I was having this very conversation with my daughter’s daycare provider. She had a 3-year-old that she decided she could no longer continue to watch.
“He sings this really bad song that the rest of the kids started singing,” she said. “And he’s a real potty-mouth.”
She found out that mom taught junior the song – and dad’s got the guttermouth.
My mother was fond of “Jesus Christ” (as in, “Jesus Christ, you kids are being too loud.”) Dad, having spent some time in the military, could string together some really colorful language. But his go-to word was definitely “Goddammit” (as in, “Goddammit, you kids are driving me nuts.”)
There is an art to swearing, no doubt about that. Amateurs will frequently drop the F-bomb all over the place (“Fuck, you should have fucking seen this fucking guy drive. What the fuck was he fucking thinking?”).
However, used at the right time, by the right person, fuck is all-powerful. Back when I was 12, my mom was putting up the artificial Christmas tree. My 10-year-old sister and I were there to help (dad was out drinking, something he did for 10 years, before he quit, cold-turkey). Mom was pissed, but determined to make merry memories.
This tree’s plastic limbs were all color-coded to the slots in its mop-handle trunk. You had to separate out all the colors, then build the tree. In the process of finishing the crown, she lost her balance, tumbled into the tree, which crumpled to the floor.
“FUCK!” she screamed.
Sis and I stared at each-other, dumbfounded. Mom, being mom, recovered gracefully.
“Hey, how about we make some hot chocolate?”
It takes a real wordsmith to capture the flavor of the moment with swears.
Back when I was just testing this out for real – senior year in high school – a carload of us came up on a semi that was clogging up the turn lane. We pulled along side and I said, “Move that goddamn piece of shit over.”
The trucker leaned out and said, “What did you say?”
“Move that goddamn piece of shit over.”
He looked as us, smiled and said, “That’s what I thought you said.”
I evolved, moved to college where I let loose with such lines as, “If you weren’t such a backward-ass country fuck, you’d understand what I’m saying,” and “Jumping Jesus on a pogo stick” (yeah, I stole it from the band The Dead Milkmen, so sue me).
As I move into my 40s, I’d have to say my go-to swear is “son of a bitch.” It covers a whole range of sins, and you can change its meaning just on delivery alone (say it slow, low and deliberate – “Son.....of.....a....BITCH” and people pick up on that fact that you’re seriously pissed).
The problem is, I have kids now – someone else’s kids that I am raising in my image – so I have to watch my mouth.

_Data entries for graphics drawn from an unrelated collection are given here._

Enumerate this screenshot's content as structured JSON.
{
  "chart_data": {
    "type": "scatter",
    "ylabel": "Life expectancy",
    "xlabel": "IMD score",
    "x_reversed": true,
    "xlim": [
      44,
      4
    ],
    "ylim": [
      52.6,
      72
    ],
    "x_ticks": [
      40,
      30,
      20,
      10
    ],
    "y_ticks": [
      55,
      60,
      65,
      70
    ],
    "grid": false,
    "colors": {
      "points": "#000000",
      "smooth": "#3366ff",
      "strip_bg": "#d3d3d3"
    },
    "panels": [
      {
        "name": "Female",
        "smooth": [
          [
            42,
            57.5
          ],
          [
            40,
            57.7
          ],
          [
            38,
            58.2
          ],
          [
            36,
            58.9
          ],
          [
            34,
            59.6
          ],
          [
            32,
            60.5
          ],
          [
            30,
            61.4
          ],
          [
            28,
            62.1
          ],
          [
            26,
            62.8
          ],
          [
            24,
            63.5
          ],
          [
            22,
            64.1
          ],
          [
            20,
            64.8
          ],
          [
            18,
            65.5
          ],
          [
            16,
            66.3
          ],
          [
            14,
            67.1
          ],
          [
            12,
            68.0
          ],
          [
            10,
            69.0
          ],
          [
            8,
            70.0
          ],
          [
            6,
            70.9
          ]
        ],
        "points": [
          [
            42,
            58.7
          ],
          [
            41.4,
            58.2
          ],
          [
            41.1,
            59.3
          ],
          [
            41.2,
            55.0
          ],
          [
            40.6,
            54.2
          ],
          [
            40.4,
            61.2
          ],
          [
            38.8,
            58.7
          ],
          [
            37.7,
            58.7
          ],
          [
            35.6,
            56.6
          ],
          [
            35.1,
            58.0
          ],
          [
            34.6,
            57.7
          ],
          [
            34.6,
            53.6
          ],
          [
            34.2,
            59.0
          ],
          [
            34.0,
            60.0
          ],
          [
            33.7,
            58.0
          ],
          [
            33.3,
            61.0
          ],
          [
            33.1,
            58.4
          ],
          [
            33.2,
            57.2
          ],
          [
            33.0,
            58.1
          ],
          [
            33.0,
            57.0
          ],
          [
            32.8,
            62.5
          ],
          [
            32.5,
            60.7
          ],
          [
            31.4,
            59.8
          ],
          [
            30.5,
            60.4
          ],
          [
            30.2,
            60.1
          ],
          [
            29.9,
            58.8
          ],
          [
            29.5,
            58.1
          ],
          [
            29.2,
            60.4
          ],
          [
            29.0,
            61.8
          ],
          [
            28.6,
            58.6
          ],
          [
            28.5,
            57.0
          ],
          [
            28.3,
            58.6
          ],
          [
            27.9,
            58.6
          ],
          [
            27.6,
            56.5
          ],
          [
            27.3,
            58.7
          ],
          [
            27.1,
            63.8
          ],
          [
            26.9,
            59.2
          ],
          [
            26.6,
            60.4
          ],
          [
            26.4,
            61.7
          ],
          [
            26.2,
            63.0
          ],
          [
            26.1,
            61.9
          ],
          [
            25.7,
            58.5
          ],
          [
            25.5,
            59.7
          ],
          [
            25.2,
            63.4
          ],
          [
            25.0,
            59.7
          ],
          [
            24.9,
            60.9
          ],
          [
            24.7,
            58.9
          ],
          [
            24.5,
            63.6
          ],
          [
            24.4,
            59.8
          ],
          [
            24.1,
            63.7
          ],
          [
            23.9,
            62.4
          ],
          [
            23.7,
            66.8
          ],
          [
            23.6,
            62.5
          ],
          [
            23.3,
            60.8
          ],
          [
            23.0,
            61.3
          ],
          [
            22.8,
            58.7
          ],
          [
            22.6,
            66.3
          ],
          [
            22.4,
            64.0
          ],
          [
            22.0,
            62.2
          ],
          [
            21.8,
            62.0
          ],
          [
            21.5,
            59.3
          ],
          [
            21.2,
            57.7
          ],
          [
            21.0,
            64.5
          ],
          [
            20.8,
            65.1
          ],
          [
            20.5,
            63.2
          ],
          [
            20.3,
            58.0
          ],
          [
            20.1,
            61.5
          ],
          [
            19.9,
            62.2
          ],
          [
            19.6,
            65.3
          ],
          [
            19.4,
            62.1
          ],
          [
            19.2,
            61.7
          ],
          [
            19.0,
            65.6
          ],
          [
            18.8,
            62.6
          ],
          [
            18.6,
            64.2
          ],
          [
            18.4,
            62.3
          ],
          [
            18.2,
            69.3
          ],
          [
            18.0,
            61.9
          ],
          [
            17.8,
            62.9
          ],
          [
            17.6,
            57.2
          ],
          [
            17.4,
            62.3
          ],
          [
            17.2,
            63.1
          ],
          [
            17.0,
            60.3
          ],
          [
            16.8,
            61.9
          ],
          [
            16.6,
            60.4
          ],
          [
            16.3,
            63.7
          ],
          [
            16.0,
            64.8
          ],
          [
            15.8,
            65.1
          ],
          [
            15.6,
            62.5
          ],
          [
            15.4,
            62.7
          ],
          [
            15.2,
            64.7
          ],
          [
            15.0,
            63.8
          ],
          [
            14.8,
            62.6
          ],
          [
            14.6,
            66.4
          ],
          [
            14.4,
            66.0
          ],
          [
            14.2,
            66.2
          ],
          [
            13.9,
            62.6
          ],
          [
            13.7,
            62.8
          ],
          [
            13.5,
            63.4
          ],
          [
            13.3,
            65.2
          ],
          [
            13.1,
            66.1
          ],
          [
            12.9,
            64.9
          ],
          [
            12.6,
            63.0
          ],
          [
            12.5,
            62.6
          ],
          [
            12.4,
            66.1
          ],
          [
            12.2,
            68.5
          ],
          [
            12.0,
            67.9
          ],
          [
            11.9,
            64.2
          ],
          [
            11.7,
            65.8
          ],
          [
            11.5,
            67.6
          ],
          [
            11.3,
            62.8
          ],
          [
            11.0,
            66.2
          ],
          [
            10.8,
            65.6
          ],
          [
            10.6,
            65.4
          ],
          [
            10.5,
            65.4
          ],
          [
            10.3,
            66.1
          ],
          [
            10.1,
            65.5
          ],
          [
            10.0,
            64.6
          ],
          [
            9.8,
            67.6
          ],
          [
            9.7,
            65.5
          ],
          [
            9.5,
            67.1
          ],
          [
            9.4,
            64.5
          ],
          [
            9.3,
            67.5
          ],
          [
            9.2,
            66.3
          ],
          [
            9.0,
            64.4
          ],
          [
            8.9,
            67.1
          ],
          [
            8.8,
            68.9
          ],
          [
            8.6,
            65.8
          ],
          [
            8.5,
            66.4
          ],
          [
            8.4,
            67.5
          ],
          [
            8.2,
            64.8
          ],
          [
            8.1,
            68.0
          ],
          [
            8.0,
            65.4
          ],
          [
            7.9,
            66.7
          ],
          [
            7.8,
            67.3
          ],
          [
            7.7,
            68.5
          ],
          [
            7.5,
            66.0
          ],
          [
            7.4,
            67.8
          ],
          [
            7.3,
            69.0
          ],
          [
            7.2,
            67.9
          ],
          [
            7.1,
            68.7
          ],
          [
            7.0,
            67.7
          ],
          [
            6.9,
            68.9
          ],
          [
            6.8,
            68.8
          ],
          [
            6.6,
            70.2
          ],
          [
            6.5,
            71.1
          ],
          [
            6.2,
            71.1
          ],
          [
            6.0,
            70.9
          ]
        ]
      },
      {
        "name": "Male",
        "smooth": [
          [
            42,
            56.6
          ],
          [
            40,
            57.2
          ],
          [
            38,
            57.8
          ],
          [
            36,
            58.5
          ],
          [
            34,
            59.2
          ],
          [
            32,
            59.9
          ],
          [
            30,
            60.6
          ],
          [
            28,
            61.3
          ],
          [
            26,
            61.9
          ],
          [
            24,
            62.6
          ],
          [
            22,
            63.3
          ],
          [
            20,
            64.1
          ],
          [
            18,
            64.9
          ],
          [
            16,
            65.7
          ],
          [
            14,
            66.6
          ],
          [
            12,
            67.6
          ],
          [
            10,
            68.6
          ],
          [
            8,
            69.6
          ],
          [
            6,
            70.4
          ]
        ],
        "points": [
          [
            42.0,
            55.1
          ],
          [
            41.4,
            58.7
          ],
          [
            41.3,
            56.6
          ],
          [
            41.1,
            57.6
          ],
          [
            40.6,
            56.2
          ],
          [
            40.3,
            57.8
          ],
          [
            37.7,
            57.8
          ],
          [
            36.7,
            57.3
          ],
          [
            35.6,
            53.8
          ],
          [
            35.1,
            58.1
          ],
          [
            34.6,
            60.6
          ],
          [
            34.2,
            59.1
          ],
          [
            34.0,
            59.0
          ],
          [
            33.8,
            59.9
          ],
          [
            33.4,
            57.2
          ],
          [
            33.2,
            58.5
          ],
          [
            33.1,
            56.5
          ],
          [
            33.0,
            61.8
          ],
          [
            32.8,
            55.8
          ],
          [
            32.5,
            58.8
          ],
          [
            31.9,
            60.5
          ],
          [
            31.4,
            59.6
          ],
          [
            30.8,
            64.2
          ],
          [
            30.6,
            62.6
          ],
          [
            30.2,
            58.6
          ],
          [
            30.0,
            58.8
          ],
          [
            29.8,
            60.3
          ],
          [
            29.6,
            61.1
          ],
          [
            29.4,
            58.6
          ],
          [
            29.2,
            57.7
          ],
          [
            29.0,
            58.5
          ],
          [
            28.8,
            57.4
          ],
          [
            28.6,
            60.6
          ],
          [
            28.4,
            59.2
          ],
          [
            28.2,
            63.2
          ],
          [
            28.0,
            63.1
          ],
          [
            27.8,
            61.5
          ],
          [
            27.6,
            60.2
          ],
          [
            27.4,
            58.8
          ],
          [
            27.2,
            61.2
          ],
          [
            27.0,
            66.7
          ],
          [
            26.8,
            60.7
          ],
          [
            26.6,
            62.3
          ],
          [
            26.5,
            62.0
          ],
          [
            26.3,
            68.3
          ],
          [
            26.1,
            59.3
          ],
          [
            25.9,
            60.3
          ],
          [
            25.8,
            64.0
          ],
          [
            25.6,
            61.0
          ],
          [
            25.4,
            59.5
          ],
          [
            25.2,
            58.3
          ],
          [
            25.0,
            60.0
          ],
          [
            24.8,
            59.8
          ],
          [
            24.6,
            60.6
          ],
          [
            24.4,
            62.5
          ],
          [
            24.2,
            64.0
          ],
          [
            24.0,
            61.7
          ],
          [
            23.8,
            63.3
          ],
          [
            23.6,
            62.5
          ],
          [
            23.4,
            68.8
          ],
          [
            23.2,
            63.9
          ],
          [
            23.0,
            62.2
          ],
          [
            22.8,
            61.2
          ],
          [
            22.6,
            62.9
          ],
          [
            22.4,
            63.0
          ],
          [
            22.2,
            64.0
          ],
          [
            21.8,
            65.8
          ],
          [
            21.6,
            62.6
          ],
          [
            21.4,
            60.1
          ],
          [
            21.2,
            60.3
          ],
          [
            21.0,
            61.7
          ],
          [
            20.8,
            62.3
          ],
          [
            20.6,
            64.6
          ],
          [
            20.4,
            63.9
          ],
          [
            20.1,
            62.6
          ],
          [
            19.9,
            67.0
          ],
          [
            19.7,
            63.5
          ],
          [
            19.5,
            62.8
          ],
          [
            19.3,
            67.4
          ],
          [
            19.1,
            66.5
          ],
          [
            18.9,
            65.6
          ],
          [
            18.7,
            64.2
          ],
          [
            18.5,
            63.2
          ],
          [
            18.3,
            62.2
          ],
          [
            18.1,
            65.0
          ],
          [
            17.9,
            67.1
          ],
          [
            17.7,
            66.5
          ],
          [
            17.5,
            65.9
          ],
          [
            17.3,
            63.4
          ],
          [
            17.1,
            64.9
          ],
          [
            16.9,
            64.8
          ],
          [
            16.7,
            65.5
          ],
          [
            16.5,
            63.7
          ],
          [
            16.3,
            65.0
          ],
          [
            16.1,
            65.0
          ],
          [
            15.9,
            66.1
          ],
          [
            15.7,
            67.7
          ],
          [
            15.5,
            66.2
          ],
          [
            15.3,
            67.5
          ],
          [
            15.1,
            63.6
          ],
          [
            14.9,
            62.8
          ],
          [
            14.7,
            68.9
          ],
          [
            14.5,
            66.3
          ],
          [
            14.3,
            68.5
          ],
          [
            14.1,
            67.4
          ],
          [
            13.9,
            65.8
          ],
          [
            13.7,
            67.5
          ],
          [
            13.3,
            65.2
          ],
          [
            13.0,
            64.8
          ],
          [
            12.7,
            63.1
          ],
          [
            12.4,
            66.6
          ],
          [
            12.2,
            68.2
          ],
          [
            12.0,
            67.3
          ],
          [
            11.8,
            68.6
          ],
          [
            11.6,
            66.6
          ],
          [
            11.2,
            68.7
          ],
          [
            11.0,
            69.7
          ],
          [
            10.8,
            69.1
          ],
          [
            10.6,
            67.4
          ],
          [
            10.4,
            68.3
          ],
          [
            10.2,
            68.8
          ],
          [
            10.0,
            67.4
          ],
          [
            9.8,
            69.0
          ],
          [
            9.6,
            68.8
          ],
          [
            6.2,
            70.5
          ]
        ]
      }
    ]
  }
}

A lot.
Still, I find myself using these gems:
“Goddammit, you kids are too loud!”
“Jesus Christ! You didn’t just track mud across the goddamn kitchen floor, did you?”
Thanks, mom and dad.

Comments

Tyg said…
Hey Thomg, spotted your post while trying to figure out when the 'Muther puss bucket' line is used in Ghostbusters.

I don't really swear myself these days ( except for those times
when things go so monumentally wrong that nothing else will do except
shouting obscenities). These days I tend to use things like 'Futhermucker' or 'Ballcocks' for my day to day venting.